Dental Core Trainee in Restorative Dentistry, Leeds Dental Institute, Uttoxeter Road, Derby DE22 3NE, UK

Articles by Yung Lam

Jonathan Sandler

BDS (Hons), MSc, PhD, MOrth RCS, FDS RCPS, BDS(Hons), MSc, PhD, FDSRCPS, MOrth RCS, Consultant Orthodontist, , DOrth RCS

Consultant Orthodontist, Chesterfield Royal Hospital, Chesterfield, UK

Articles by Jonathan Sandler

Email Jonathan Sandler

Abstract

Anterior open bite cases are very challenging to manage due to the high relapse potential associated with this feature of malocclusion. It is helpful if the aetiology is established before embarking on treatment to ensure that the appropriate treatment modalities are carried out. Determining whether the aetiology of an anterior open bite is caused by an ‘endogenous tongue thrust’ is extremely difficult. In particular, differentiating between an adaptive and endogenous tongue thrust can be extremely challenging. The case study presented explores the clinical considerations when diagnosing and treating anterior open bites.

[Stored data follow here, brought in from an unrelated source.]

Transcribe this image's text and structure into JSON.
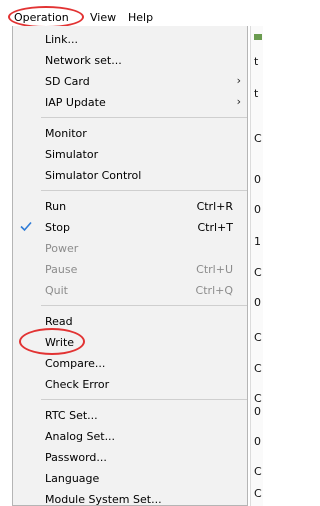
{
  "menubar": {
    "operation": "Operation",
    "view": "View",
    "help": "Help"
  },
  "behind_fragments": [
    "t",
    "t",
    "C",
    "0",
    "0",
    "1",
    "C",
    "0",
    "C",
    "C",
    "C",
    "0",
    "0",
    "C",
    "C"
  ],
  "menu": {
    "items": [
      {
        "label": "Link..."
      },
      {
        "label": "Network set..."
      },
      {
        "label": "SD Card",
        "submenu": true
      },
      {
        "label": "IAP Update",
        "submenu": true
      },
      {
        "label": "Monitor"
      },
      {
        "label": "Simulator"
      },
      {
        "label": "Simulator Control"
      },
      {
        "label": "Run",
        "shortcut": "Ctrl+R"
      },
      {
        "label": "Stop",
        "shortcut": "Ctrl+T",
        "checked": true
      },
      {
        "label": "Power",
        "disabled": true
      },
      {
        "label": "Pause",
        "shortcut": "Ctrl+U",
        "disabled": true
      },
      {
        "label": "Quit",
        "shortcut": "Ctrl+Q",
        "disabled": true
      },
      {
        "label": "Read"
      },
      {
        "label": "Write"
      },
      {
        "label": "Compare..."
      },
      {
        "label": "Check Error"
      },
      {
        "label": "RTC Set..."
      },
      {
        "label": "Analog Set..."
      },
      {
        "label": "Password..."
      },
      {
        "label": "Language"
      },
      {
        "label": "Module System Set..."
      }
    ]
  },
  "colors": {
    "highlight_ring": "#e23333",
    "check": "#2e7bd6"
  }
}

CPD/Clinical Relevance: This report raises the question: is it possible to diagnose an endogenous tongue thrust?

Article

An anterior open bite (AOB) is defined as the lack of vertical overlap of the upper over the lower incisor teeth. The incidence ranges from 1.5% to 11% with variation in age and ethnic origin.1 Patients usually seek treatment for AOB because of the appearance or due to poor function, that is, the inability to bite through food effectively. In the permanent dentition, AOBs are very challenging to treat and manage, as they are known to have a high rate of relapse.2,3,4 Factors attributed to relapse are tongue posture, growth pattern, treatment considerations and surgical instability.5,6,7 It is therefore paramount to establish the aetiology before embarking on treatment to ensure that the appropriate treatment modalities are carried out.